Alumna credits SHU programs for success
Gladys Henriquez, a 2002 diplomacy and international relations alumna, has a schedule she describes as “crazy.” As a multi-platform freelance marketer, her days are filled with web design, editing, client meetings and project management, among other tasks. She handles the branding and marketing for clients from law firms to smaller startup companies.
Henriquez credited SHU for giving her a strong base for her professional accomplishments. In particular, she said that it is important to gain internship experience and keep in touch with alumni.
“Seton Hall gave me such a great foundation for everything I know now,” she said.
Though she explained her interest in the field was born out of a marketing internship she had at Western Union, a company specializing in money transfers, Henriquez said that her background in diplomacy gave her a unique social consciousness.
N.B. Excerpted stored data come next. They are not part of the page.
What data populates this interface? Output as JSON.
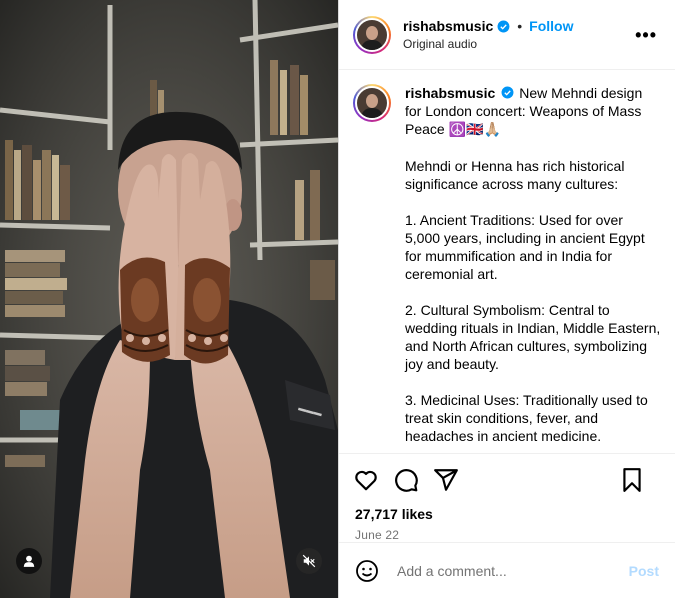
{
  "header": {
    "username": "rishabsmusic",
    "separator": "•",
    "follow_label": "Follow",
    "subtitle": "Original audio",
    "more_icon": "•••"
  },
  "caption": {
    "username": "rishabsmusic",
    "intro": "New Mehndi design for London concert: Weapons of Mass Peace",
    "emojis": "☮️🇬🇧🙏🏼",
    "paragraphs": [
      "Mehndi or Henna has rich historical significance across many cultures:",
      "1. Ancient Traditions: Used for over 5,000 years, including in ancient Egypt for mummification and in India for ceremonial art.",
      "2. Cultural Symbolism: Central to wedding rituals in Indian, Middle Eastern, and North African cultures, symbolizing joy and beauty.",
      "3. Medicinal Uses: Traditionally used to treat skin conditions, fever, and headaches in ancient medicine."
    ]
  },
  "stats": {
    "likes": "27,717 likes",
    "date": "June 22"
  },
  "comment": {
    "placeholder": "Add a comment...",
    "post_label": "Post"
  },
  "colors": {
    "accent": "#0095f6",
    "post_disabled": "#b3dbff",
    "muted_text": "#737373"
  },
  "icons": [
    "verified-badge-icon",
    "more-options-icon",
    "heart-icon",
    "comment-icon",
    "share-icon",
    "bookmark-icon",
    "emoji-icon",
    "user-tag-icon",
    "mute-icon"
  ]
}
“Just learning about history and politics and all these things that are now so relevant and so important to be aware of was a great foundation,” she said.
Henriquez noted that her involvement in the Educational Opportunity Program (EOP) helped her realize what she was capable of doing.
“I loved the supporting staff and the professors there,” she said. “They saw the potential we had.”
Majid Whitney, the associate dean and director of the Educational Opportunity Fund Programs (EOP), says the organization is meant to give students an opportunity to succeed in college that they may not have had due to financial challenges. He said that the EOP has the highest student retention rate on campus. He said that this, in addition to the program boasting the highest six-year graduation rate on campus, is largely due to student engagement.
“We create a sense of community,” he said. “I think our students feel very closely connected to our program. This is a four-year investment of our time into our students.”
Brittany Setaro, a junior social and behavioral sciences major, explained how being a part of the EOP allowed her to grow in her college career.
“EOP has helped me become a more well-rounded, diligent student,” she said.
Henriquez said that a combination of what she learned in and out of the classroom influences her work today. A number of her projects focus on current social issues for children, such as bullying and friendship.
Henriquez said she is working on marketing a children’s book collection that deals with themes such as gender equality. She said that in a world where people have greater access to information than ever before it is important to reach young people through the power of positive branding.